Verification with Type Polymorphism in Alive

Over the last few years, we have been designing light weight formal tools to help LLVM developers. Alive domain-specific language to express peephole optimizations in LLVM is one such example,  which was developed  in collaboration with my student David Menendez, John Regehr and Nuno lopes. You can read more about Alive here.

One of the less elegant aspects of Alive is the way we handle type polymorphism. All values in LLVM are typed, and instructions are typically polymorphic over types, subject to some constraints (e.g., the arguments to add can be integers of any width, but they must have the same width). Similar to LLVM, Alive optimizations are usually generic over types with additional constraints  to ensure correctness.

Alive verifies the correctness of the optimization by encoding the optimization into SMT queries. When the Alive interpreter encodes optimizations with SMT bit vector theory, it needs to pick a width. Alive performs multiple translations using different type assignments.  Since LLVM does not have an upper bound on integer width, the Alive interpreter  arbitrarily picks 64 as the upper limit for bit widths.

Even with this limit, an Alive transformation with multiple type variables can easily require lots of SMT queries to prove correctness—and even this is only a partial proof, since we haven’t ruled out the possibility that the optimization goes wrong for, say, 79-bit integers.

This is unsatisfying. Most optimizations are correct for all feasible typings, or correct for none. Exceptions typically are invalid for small widths. For example, Alive optimization below is defined for all higher widths except for bit width  1, where shifting by 1 is undefined for 1-bit integers:

Pre: width(%b) > 1
%a = add %b, %b
  =>
%a = shl %b, 1

It is also possible to describe an optimization which is valid only for widths below a threshold:

Pre: width(%a) <= 2
%b = add %a, %a
%c = add %b, %b
=>
%c = 0

These typically are only valid for 1-bit integers, but the fact that we can define artificial examples means we cannot rule out actual examples.

The question then becomes, do all cases follow one of these patterns? If some optimization has a type variable ranging over integer types, will the range of widths where the optimization is valid always be a contiguous subrange of the possible widths?

If so, it may be possible to find these ranges for an optimization and determine validity using only a small number of SMT queries. In particular, testing an optimization for 1-bit and 64-bit arithmetic would be enough to show that it is valid for all widths between 1 and 64.

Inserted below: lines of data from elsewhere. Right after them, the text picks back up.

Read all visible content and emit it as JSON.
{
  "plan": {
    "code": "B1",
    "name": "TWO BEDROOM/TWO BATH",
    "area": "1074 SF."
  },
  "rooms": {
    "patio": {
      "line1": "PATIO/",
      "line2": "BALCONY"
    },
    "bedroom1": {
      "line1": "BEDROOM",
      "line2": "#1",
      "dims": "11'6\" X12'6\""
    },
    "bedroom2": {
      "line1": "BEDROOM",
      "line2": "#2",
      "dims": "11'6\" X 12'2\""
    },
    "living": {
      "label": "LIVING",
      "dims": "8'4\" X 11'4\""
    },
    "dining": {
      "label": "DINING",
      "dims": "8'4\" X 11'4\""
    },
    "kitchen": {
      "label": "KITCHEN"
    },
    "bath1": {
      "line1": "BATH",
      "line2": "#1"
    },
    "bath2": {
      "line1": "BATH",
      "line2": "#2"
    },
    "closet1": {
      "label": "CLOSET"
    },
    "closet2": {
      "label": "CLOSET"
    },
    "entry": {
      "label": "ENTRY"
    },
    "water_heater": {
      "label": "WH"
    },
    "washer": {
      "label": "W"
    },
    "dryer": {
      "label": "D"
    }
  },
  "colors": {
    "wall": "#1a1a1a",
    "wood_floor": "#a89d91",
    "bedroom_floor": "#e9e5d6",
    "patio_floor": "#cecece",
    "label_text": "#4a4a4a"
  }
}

Unfortunately, this is not the case with the current design choices in Alive. Consider this optimization:

Pre: C1 + C2 < width(%x)
%y = shl %x, C1
%z = shl %y, C2
=>
%z = shl %x, C1 + C2

This is very similar to an optimization used in LLVM, except the precondition uses a signed comparison instead of an unsigned comparison. Amazingly, this optimization is valid for every bit width except three.

ERROR: Target introduces undefined behavior for i3 %z                                               

Example:
i3 %x = 0x0 (0)
i3 C1 = 0x2 (2)
i3 %y = 0x0 (0)
i3 C2 = 0x2 (2)
source: 0x0 (0)
target: undefined

In the counter-example provided by Alive, it has attempted to replace two shifts by 2 bits with a single shift by 4 bits, which has undefined behavior in 3-bit arithmetic. We might expect the precondition to exclude this case, since two plus two equals four, which exceeds width(%x), but the addition of C1 and C2 and  the comparison of the results with width(%x) are also done in 3-bit arithmetic, and the addition wraps around to -4. Because the precondition uses a signed comparison, it accepts this case, but the well-defined condition for shift uses an unsigned comparison (because LLVM interprets the right argument to a shift as an unsigned integer).

This problem does not arise for any other bit width. In the 1-bit case, no shifts are possible, so the optimization can never apply. For 2-bits, width(%x) gets interpreted as -2, the smallest signed value, so the precondition can never be satisfied. For widths larger than 3, the addition can only wrap in cases where one of the initial shifts is too large, meaning the behavior of the input code was undefined, so any transformation is valid.

This means we cannot assume that an optimization which is valid for 1-bit and 64-bit arithmetic is valid for all widths between 1 and 64, which means we must rely on exhaustive testing (up to a bound) for the foreseeable future.

(However, note that the 1- and 2-bit cases involve an unsatisfiable precondition. It remains to be seen if an optimization exists which is valid and applicable to a non-contiguous range of integer types.)